A
partir du jour où il est chargé des fortifications de Lille, Vauban est
activement mêlé à toutes les guerres de son temps Le suivre dans tous les
sièges qu’il conduit, ce serait refaire l’histoire militaire du règne de
Louis XIV[1]. Dans la
paix comme dans la guerre, il déploie une prodigieuse activité. Voici comme
exemple l’emploi de son temps depuis l’année 1678 jusqu’en 1681 : Aussitôt
après le siège d’Ypres, il court à Dunkerque, y fait commencer les jetées et
le curement du port, prépare et assure les manœuvres d’eau ; il visite
Calais, puis il part pour le midi, reprend à Toulon les plans du chevalier de
Clerville, visite le port de Cette, renforce Perpignan, améliore Port-Vendres
et forme l’accès des Pyrénées par la place de Montlouis. Au milieu de tous
ces travaux, il trouve encore des loisirs pour être parrain d’un fils du
sieur de Maisoncelle, à Calais[2]. En
1679, il élève le Risban de Dunkerque, va visiter Calais pour des travaux
analogues, jette les fondements du fort de la Knoque, pour protéger les
communications d’Ypres à Menin, répare Charlemont, fortifie Maubeuge. En
1680, les places neuves de Longwy et de Sarrelouis unissent Sedan, Thionville
et Bitche ; Phalsbourg et Belfort achèvent de fermer les Vosges et de fixer
l’Alsace à la France. Puis Vauban retourne dans le midi, propose de nouveaux
ouvrages à Besançon et à Pignerol, fait construire le fort d’Hendaye, à
l’embouchure de la Bidassoa. En
1681, il élève la citadelle de Saint-Martin dans l’ile de Ré, la place de
Brouage, les ports de Rochefort et de Brest avec leurs forts ; il paraît
devant Strasbourg au moment de la reddition, relève et complète sa défense ;
puis il court en Piémont à Casai, qu’il fortifie de concert avec Catinat.
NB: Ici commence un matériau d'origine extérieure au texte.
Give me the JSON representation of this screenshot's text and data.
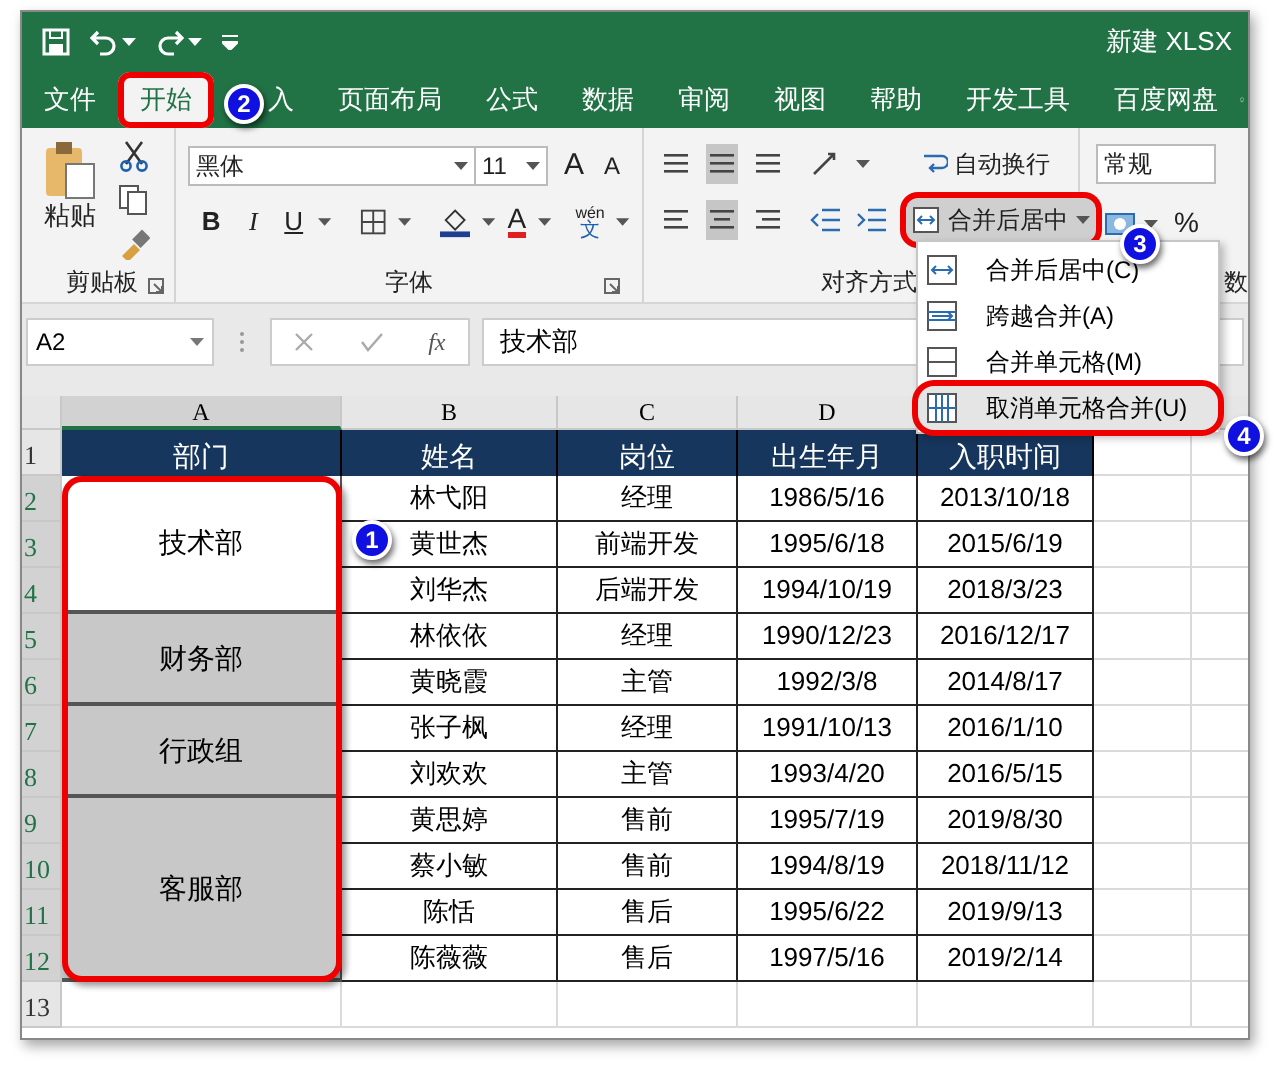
{
  "window": {
    "title": "新建 XLSX"
  },
  "ribbon_tabs": [
    {
      "label": "文件",
      "selected": false,
      "highlighted": false
    },
    {
      "label": "开始",
      "selected": true,
      "highlighted": true
    },
    {
      "label": "入",
      "selected": false,
      "highlighted": false
    },
    {
      "label": "页面布局",
      "selected": false,
      "highlighted": false
    },
    {
      "label": "公式",
      "selected": false,
      "highlighted": false
    },
    {
      "label": "数据",
      "selected": false,
      "highlighted": false
    },
    {
      "label": "审阅",
      "selected": false,
      "highlighted": false
    },
    {
      "label": "视图",
      "selected": false,
      "highlighted": false
    },
    {
      "label": "帮助",
      "selected": false,
      "highlighted": false
    },
    {
      "label": "开发工具",
      "selected": false,
      "highlighted": false
    },
    {
      "label": "百度网盘",
      "selected": false,
      "highlighted": false
    }
  ],
  "ribbon": {
    "clipboard": {
      "paste": "粘贴",
      "label": "剪贴板"
    },
    "font": {
      "name": "黑体",
      "size": "11",
      "grow": "A",
      "shrink": "A",
      "bold": "B",
      "italic": "I",
      "underline": "U",
      "font_color": "A",
      "phonetic": "wén",
      "phonetic_char": "文",
      "label": "字体"
    },
    "alignment": {
      "wrap_text": "自动换行",
      "merge_button": "合并后居中",
      "merge_highlighted": true,
      "label": "对齐方式"
    },
    "number": {
      "format": "常规",
      "percent": "%",
      "label": "数"
    }
  },
  "merge_menu": [
    {
      "label": "合并后居中(C)",
      "highlighted": false
    },
    {
      "label": "跨越合并(A)",
      "highlighted": false
    },
    {
      "label": "合并单元格(M)",
      "highlighted": false
    },
    {
      "label": "取消单元格合并(U)",
      "highlighted": true
    }
  ],
  "formula_bar": {
    "name_box": "A2",
    "fx": "fx",
    "formula": "技术部"
  },
  "sheet": {
    "columns": [
      "A",
      "B",
      "C",
      "D"
    ],
    "row_numbers": [
      "1",
      "2",
      "3",
      "4",
      "5",
      "6",
      "7",
      "8",
      "9",
      "10",
      "11",
      "12",
      "13"
    ],
    "header": [
      "部门",
      "姓名",
      "岗位",
      "出生年月",
      "入职时间"
    ],
    "departments_highlighted": true,
    "departments": [
      {
        "name": "技术部",
        "active": true,
        "employees": [
          {
            "name": "林弋阳",
            "position": "经理",
            "birth": "1986/5/16",
            "hired": "2013/10/18"
          },
          {
            "name": "黄世杰",
            "position": "前端开发",
            "birth": "1995/6/18",
            "hired": "2015/6/19"
          },
          {
            "name": "刘华杰",
            "position": "后端开发",
            "birth": "1994/10/19",
            "hired": "2018/3/23"
          }
        ]
      },
      {
        "name": "财务部",
        "active": false,
        "employees": [
          {
            "name": "林依依",
            "position": "经理",
            "birth": "1990/12/23",
            "hired": "2016/12/17"
          },
          {
            "name": "黄晓霞",
            "position": "主管",
            "birth": "1992/3/8",
            "hired": "2014/8/17"
          }
        ]
      },
      {
        "name": "行政组",
        "active": false,
        "employees": [
          {
            "name": "张子枫",
            "position": "经理",
            "birth": "1991/10/13",
            "hired": "2016/1/10"
          },
          {
            "name": "刘欢欢",
            "position": "主管",
            "birth": "1993/4/20",
            "hired": "2016/5/15"
          }
        ]
      },
      {
        "name": "客服部",
        "active": false,
        "employees": [
          {
            "name": "黄思婷",
            "position": "售前",
            "birth": "1995/7/19",
            "hired": "2019/8/30"
          },
          {
            "name": "蔡小敏",
            "position": "售前",
            "birth": "1994/8/19",
            "hired": "2018/11/12"
          },
          {
            "name": "陈恬",
            "position": "售后",
            "birth": "1995/6/22",
            "hired": "2019/9/13"
          },
          {
            "name": "陈薇薇",
            "position": "售后",
            "birth": "1997/5/16",
            "hired": "2019/2/14"
          }
        ]
      }
    ]
  },
  "callouts": [
    "1",
    "2",
    "3",
    "4"
  ]
}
Aussi
le colonel Alleut écrit avec raison : Jamais
on ne vit un génie plus vaste et plus prompt... le même homme
conçoit tout, anime tout, est partout. Au bord de la mer, sur les fleuves,
dans les marais, au sommet des montagnes, son coup d’œil sûr et rapide
embrasse le système de défense du territoire entier, saisit, démêle et fixe
les rapports offensifs et défensifs du terrain, des eaux, des routes, des
forteresses et des armées[3]. C’était
le plus souvent à la mauvaise saison, quand les travaux étaient arrêtés,
qu’il courait passer quelques jours au pays ; et il le demande comme une
grande faveur. A l’égard de ma destination
pendant cet hyver, écrit-il à Louvois, le roi ne saurait me faire un plus
grand plaisir que de me permettre d’aller passer deux mois de temps chez moi,
dans ma pauvre famille, et ce d’autant plus que depuis trois ans je n’y ai
été que deux fois, encore a-t-il fallu sortir 15 jours après, sans avoir eu
jamais le temps d’y faire pour un sol d’affaires... La saison est peu propre pour séjourner dans un aussi
mauvais pays que le mien ; mais j’aime encore mieux y être dans le cœur du
plus cruel hyver que de n’y point aller du tout[4]. Fontenelle,
dans l’éloge de Vauban qu’il prononça devant l’Académie des sciences, a
résumé en quelques mots cette vie toute consacrée à la France : Il a,
dit-il, fait travailler à 300 places
anciennes, il en a fait 33 neuves, il a conduit 53 sièges, dont 30 ont été
faits sous les ordres du roi en personne ou de Monseigneur le duc de
Bourgogne, et les 23 autres sous différents généraux ; il s’est trouvé à 140
actions de vigueur. Et que
l’on n’aille pas croire qu’il se renferme sous la tente à dresser des plans,
à l’abri du péril. Nul au contraire ne fut plus brave, ni même plus téméraire
que Vauban ; il resta toujours l’enfant perdu de Sainte-Menehould. Il ne
reçut pas moins de 10 blessures. Sa famille a longtemps conservé sa cuirasse
toute marquée des coups dont elle avait amorti le choc. Il
fallait surveiller et contenir ce trop bouillant soldat, toujours prêta
ménager les autres. En 1677, le maréchal d’Humières le demande pour diriger
le siège de Saint Ghislain. Louvois y consent, mais à la condition expresse
que Vauban ne s’exposera pas et ne conduira pas la tranchée. Vous savez, dit-il, le déplaisir que Sa
Majesté en aurait. On ne
sait trop comment le maréchal réussit à observer sa consigne ; mais, ce qui
est certain, c’est qu’au siège de Courtrai en 1683, il ne put, malgré des
instructions formelles, empêcher Vauban de s’aller promener par la ville,
tandis que la citadelle tenait encore et que les projectiles faisaient rage.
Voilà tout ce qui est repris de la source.